Wrong again. The fact that Iraqis are at this moment holding their first free and fair election should be a sufficient rebuttal. The fact the terrorists oppose freedom and democracy, preferring theocracy, clarifies the stakes. Forget Europe--they're hardly neutral, having been bribed to become Saddam's poodles. As for Ted Kennedy's erroneous, blustery despair, he might more profitably focus on self improvement, as Iowa Hawk savagely, but accurately, suggests.

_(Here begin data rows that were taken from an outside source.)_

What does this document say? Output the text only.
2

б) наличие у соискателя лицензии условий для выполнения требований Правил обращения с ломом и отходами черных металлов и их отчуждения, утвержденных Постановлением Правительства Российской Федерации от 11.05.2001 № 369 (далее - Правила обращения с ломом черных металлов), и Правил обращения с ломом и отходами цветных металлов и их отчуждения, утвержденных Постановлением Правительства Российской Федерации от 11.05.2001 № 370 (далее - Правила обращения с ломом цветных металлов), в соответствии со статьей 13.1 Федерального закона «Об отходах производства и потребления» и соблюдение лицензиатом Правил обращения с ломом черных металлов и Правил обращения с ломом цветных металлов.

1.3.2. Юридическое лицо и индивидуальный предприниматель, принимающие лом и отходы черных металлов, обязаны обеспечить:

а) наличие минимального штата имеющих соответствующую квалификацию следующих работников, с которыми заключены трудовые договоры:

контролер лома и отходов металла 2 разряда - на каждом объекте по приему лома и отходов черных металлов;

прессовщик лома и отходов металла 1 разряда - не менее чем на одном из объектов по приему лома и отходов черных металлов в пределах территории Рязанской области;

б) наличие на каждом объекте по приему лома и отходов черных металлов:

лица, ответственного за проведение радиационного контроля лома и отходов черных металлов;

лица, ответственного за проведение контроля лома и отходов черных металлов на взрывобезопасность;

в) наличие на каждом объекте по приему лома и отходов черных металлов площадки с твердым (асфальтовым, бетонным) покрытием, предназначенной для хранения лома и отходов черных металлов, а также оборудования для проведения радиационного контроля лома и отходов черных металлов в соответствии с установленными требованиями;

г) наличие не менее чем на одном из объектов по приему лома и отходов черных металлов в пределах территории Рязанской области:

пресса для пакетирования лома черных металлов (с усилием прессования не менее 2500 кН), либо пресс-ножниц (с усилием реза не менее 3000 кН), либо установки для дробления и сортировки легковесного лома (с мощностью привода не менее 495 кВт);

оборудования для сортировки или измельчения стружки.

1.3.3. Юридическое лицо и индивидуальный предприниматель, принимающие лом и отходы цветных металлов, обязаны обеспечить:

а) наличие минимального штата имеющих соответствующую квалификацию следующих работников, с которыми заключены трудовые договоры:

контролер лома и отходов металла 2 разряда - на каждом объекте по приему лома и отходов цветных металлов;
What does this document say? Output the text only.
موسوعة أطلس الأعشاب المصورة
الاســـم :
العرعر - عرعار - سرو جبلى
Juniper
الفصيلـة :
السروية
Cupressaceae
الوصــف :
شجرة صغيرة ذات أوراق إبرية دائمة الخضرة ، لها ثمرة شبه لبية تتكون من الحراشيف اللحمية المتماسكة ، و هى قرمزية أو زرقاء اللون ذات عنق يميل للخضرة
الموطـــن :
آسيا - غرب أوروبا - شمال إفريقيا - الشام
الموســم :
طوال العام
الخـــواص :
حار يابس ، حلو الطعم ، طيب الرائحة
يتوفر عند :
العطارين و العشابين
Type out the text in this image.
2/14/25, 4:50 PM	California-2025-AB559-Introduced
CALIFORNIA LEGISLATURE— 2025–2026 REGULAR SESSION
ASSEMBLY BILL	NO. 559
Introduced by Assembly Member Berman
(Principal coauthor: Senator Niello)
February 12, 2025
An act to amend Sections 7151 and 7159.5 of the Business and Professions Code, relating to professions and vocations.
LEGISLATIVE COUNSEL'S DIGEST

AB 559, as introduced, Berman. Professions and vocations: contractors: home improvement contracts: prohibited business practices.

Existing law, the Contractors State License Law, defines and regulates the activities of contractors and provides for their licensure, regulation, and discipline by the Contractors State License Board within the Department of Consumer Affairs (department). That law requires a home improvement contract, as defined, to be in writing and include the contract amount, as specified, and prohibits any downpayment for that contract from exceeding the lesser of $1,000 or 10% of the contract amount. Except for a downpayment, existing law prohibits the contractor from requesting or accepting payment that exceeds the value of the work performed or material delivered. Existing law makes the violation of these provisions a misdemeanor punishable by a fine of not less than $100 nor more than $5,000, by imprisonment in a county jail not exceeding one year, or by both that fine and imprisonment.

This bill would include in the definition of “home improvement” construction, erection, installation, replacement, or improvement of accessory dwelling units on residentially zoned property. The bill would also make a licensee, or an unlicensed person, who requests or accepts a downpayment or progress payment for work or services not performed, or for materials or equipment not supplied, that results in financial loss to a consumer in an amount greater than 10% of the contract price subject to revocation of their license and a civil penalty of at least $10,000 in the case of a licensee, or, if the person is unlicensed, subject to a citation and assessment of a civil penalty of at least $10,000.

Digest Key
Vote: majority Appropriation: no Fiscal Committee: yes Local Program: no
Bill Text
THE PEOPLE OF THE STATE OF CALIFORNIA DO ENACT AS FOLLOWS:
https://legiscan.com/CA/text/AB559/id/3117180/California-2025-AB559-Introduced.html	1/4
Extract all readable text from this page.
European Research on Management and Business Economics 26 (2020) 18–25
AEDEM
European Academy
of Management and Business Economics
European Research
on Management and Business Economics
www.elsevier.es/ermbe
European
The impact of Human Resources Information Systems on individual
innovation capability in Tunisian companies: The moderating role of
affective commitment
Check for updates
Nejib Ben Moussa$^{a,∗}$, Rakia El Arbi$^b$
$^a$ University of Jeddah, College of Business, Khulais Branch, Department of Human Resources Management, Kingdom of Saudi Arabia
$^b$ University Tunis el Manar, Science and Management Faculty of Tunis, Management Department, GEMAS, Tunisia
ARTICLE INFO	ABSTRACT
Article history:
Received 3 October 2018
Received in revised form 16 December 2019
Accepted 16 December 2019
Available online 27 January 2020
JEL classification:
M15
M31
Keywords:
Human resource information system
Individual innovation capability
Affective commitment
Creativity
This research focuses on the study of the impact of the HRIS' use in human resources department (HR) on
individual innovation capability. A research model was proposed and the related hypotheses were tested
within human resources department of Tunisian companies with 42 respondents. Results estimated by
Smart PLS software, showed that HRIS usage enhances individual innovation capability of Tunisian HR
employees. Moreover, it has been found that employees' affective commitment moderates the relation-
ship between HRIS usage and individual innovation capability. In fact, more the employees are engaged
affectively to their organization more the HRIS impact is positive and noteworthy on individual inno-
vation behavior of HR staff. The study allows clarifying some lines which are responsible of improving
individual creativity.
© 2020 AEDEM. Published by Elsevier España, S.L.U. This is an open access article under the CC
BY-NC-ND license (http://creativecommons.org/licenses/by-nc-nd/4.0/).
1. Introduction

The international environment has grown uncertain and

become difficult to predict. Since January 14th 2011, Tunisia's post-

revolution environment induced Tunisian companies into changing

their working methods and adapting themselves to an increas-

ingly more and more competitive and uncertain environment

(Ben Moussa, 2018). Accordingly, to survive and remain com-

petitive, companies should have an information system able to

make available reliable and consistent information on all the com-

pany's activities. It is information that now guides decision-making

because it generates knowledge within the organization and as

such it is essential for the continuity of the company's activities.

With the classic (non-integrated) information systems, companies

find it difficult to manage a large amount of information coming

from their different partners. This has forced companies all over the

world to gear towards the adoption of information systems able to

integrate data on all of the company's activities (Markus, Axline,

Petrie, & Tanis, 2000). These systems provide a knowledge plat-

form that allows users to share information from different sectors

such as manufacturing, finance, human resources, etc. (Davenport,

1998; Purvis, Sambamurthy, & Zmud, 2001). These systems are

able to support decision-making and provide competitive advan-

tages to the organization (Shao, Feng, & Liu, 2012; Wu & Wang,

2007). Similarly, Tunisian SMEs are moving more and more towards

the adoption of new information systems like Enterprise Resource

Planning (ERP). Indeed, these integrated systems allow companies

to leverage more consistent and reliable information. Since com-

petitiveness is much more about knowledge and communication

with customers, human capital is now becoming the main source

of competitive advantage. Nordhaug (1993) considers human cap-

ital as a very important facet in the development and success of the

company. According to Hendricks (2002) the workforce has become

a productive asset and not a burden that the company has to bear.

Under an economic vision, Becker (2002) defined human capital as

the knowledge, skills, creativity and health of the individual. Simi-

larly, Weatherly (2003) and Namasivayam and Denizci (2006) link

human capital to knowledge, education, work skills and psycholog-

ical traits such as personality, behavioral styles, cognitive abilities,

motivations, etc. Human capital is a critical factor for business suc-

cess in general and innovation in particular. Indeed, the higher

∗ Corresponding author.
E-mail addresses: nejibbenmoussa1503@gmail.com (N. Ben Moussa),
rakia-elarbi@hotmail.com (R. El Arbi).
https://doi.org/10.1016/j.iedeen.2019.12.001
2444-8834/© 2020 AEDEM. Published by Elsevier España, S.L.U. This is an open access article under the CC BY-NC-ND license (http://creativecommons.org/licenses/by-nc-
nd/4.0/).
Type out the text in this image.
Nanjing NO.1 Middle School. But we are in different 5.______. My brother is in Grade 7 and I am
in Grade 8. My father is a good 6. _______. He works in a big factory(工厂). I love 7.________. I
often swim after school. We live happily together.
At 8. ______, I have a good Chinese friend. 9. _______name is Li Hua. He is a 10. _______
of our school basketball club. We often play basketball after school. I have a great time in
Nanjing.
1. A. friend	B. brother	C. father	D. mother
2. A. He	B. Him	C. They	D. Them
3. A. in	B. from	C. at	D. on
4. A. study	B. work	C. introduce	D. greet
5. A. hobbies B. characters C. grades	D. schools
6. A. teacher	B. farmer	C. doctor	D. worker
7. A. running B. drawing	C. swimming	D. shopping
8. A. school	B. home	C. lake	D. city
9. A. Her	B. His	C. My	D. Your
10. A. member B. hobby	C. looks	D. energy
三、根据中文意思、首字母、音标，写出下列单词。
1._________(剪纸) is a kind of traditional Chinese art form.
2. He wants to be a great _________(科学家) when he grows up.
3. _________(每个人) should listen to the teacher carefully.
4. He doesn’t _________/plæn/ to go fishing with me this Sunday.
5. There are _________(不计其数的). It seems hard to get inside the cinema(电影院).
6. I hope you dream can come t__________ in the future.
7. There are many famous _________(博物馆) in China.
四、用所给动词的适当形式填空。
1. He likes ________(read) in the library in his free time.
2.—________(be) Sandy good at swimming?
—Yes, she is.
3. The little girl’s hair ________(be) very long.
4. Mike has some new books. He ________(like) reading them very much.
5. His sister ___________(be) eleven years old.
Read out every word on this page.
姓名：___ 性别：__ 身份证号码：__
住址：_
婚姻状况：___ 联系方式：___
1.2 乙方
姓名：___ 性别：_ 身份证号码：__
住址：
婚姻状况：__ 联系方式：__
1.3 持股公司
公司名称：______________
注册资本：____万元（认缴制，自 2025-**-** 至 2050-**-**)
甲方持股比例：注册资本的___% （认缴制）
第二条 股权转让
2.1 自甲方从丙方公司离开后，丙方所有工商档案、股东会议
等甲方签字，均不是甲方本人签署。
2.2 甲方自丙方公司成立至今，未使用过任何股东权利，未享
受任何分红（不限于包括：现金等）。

And, most importantly, the mainstream media lies: by phoning-in stories from "mahogany ridge" (i.e., some bar safely within the Baghdad "green zone"), by unverified statistics or by collaborating with our terrorist enemies:
  • As milblog Blackfive previously reported:
    [M]any members of the media are hesitant to venture beyond the relative safety of the so-called "International Zone" in downtown Baghdad, or similar "safe havens" in other large cities. Because terrorists and other thugs wisely target western media members and others for kidnappings or attacks, the westerners stay close to their quarters. This has the effect of holding the media captive in cities and keeps them away from the broader truth that lies outside their view. With the press thus cornered, the terrorists easily feed their unwitting captives a thin gruel of anarchy, one spoonful each day. A car bomb at the entry point to the International Zone one day, a few mortars the next, maybe a kidnapping or two thrown in. All delivered to the doorsteps of those who will gladly accept it without having to leave their hotel rooms -- how convenient.
  • The relative isolation of the press makes the media dependant on unsourced information, which could be wrong or misleading. For example, the BBC yesterday apologized and retracted its previous assertion that U.S. and Iraqi police forces caused 60 percent of Iraqi civilian deaths over the last six years. Seems they had "misinterpreted" the data--doubtlessly because they wrote first, investigated later.


  • As The Belmont Club demonstrates, the press collaborates with terrorists. Worse still, as shown by Obsidian Order and The Adventures of Chester (follow-up here), the media falsely reports and photographs staged demonstrations as if they were terrorist bombings.
For years, the Iraq broadcasts became anti-American bias, often through the "Damning But." This is repeated on a daily basis without source or support. Meantime, the press missed the real story: for the first time in the Arab world, the people are speaking--that's called democracy. As Brent Rasmussen says:
Regardless of one's political inclination, irrespective of your confidence in the electoral process employed, or the decision to invade and occupy Iraq, no matter what the outcome, let us all stand united in our admiration for those courageous Iraqi's who will brave gunfire, RPGs, bombs, and reprisal, to determine their own fate? For they choose to do so in bold defiance of promised violence and certain intimidation.